In the recent Ontario Divisional Court decision in Daneluzzi v. Daneluzzi, McKelvey J. considered a motion for leave to appeal from a summary judgment decision. In a somewhat unique situation, leave to appeal was sought by both parties.
The decision offers a reminder that even where the parties mutually seek an appeal, leave to appeal will only be granted where the criteria in R. 62.02(4) are satisfied:
 Rule 62.02(4) of the Rules of Civil Procedure sets out the criteria which must be satisfied before leave is granted. The rule provides as follows:
(4) Leave to appeal shall not be granted unless,
(a) there is a conflicting decision by another judge or court in Ontario or elsewhere on the matter involved in the proposed appeal and it is, in the opinion of the judge hearing the motion, desirable that leave to appeal be granted; or
(b) there appears to the judge hearing the motion good reason to doubt the correctness of the order in question and the proposed appeal involves matters of such importance that, in his or her opinion, leave to appeal should be granted.

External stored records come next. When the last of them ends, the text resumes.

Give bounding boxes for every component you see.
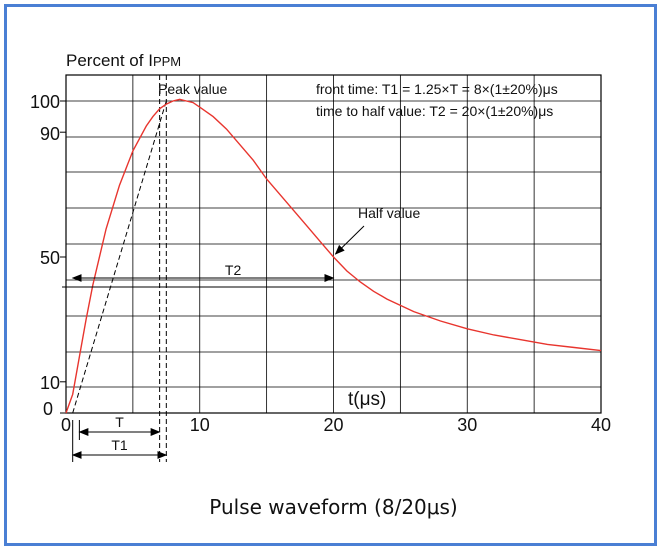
half-value-label: Half value xyxy=(358,205,420,221)
y-tick-label: 90 xyxy=(40,124,60,144)
y-tick-label: 10 xyxy=(40,373,60,393)
figure-caption: Pulse waveform (8/20μs) xyxy=(209,495,458,519)
y-axis-title: Percent of IPPM xyxy=(66,51,181,70)
x-tick-label: 20 xyxy=(323,415,343,435)
x-axis-title: t(μs) xyxy=(348,389,386,410)
y-tick-label: 0 xyxy=(43,399,53,419)
t1-label: T1 xyxy=(111,437,128,453)
waveform-curve xyxy=(65,98,602,414)
legend-half-value-time: time to half value: T2 = 20×(1±20%)μs xyxy=(316,103,553,119)
t2-label: T2 xyxy=(225,262,242,278)
x-tick-label: 30 xyxy=(457,415,477,435)
peak-value-label: Peak value xyxy=(158,81,227,97)
y-tick-label: 100 xyxy=(30,92,60,112)
half-value-arrow xyxy=(334,225,365,255)
y-tick-label: 50 xyxy=(40,248,60,268)
x-tick-label: 40 xyxy=(591,415,611,435)
x-tick-label: 10 xyxy=(190,415,210,435)
t-label: T xyxy=(115,414,124,430)
legend-front-time: front time: T1 = 1.25×T = 8×(1±20%)μs xyxy=(316,81,558,97)
x-tick-label: 0 xyxy=(61,415,71,435)
front-time-dashed-line xyxy=(72,100,167,414)
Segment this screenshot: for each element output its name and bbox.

In this case, the motion judge declined to grant summary judgment to the plaintiffs because they did not provide expert evidence on the duty of care owed to them. On a similar basis, the motion judge declined to heed the request of the defendants to dismiss the plaintiffs’ action.
In denying leave, McKelvey J. relied on the principles espoused by the Supreme Court of Canada in Hyrniak v. Mauldin, and held that the motion judge’s decision was fully consistent with the principles outlined in that case. While the evidentiary burden for a summary judgment motion is less onerous than for a trial, the absence of expert evidence was sufficient reason to deny the motion:
-  In the present case, neither the plaintiff nor defendant chose to introduce any evidence with respect to the standard of care. It is fair to say that the comments of the motion judge were directed towards the ability of the court to make a fair decision without the benefit of any expert opinion. The absence of any expert opinion is an omission shared by both the plaintiffs and Sandrex. The obligation on the plaintiffs was particularly important, however, as they brought the motion for summary judgment. The comments of the motion judge with respect to the interest of justice requiring expert opinion is consistent with existing caselaw and is reflected in the Supreme Court of Canada decision in Hyrniak v. Mauldin, 2014 SCC 7 (CanLII). In their decision, the Supreme Court comments that a trial is not required if a summary judgment can achieve a fair and just adjudication. The court notes,
There will be no genuine issue requiring a trial when the judge is able to reach a fair and just determination on the merits on a motion for summary judgment.
 The court goes on to comment that on a summary judgment motion the evidence need not be equivalent to that at trial, but must be such that the judge is “confident that she can fairly resolve the dispute.”